La crise ne cesse de révéler ses effets sur le monde du travail. Le premier, le plus visible, le plus étudié depuis mars 2020 est bien sûr le recours massif au télétravail, avec son lot de conséquences secondaires sur la mobilité, le lien social en entreprise, l’organisation spatiale des bureaux, etc. Mais d’autres sont encore en germe, et pourraient peut-être se confirmer avec le temps, comme par exemple, l’acceptation des animaux de compagnie sur les lieux de travail.

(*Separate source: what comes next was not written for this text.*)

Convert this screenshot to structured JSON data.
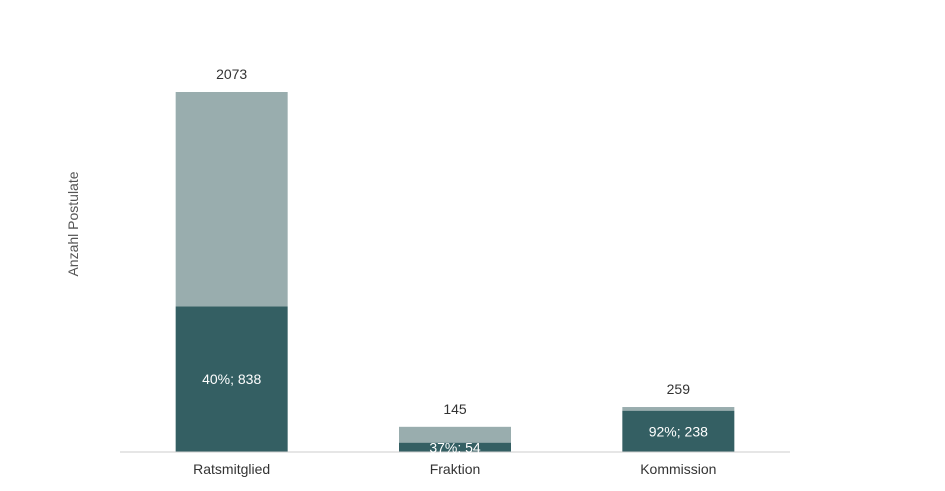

Ce n’est cependant pas un sujet nouveau mais qui revient à la faveur du retour au travail en présentiel. Après avoir partagé de longues semaines de confinement ou de télétravail avec leurs animaux, nombreux sont les salariés qui souhaiteraient venir au bureau avec leurs chiens ou chats. Plus facilement accepté et répandu aux Etats-Unis qu’en France, le Time a consacré, tout récemment, un long article à ce phénomène post-covid. Il relaie la voix des entreprises qui ouvrent leurs portes aux animaux domestiques (sous conditions bien sûr de concertation collective, dressage, vaccination et mesures d’hygiène, etc.) et, plus intéressant encore, aux salariés qui formulent expressément le choix de rester chez eux en compagnie de leur animal plutôt que de rejoindre les locaux d’une entreprise pour y côtoyer des collègues. Le nombre de lieux de travail « pet-friendly » augmente ainsi au fil des ans, les employeurs y voyant un marqueur de différenciation supplémentaire, au même titre que l’engagement environnemental ou social par exemple, qui parle aux jeunes actifs et les séduit.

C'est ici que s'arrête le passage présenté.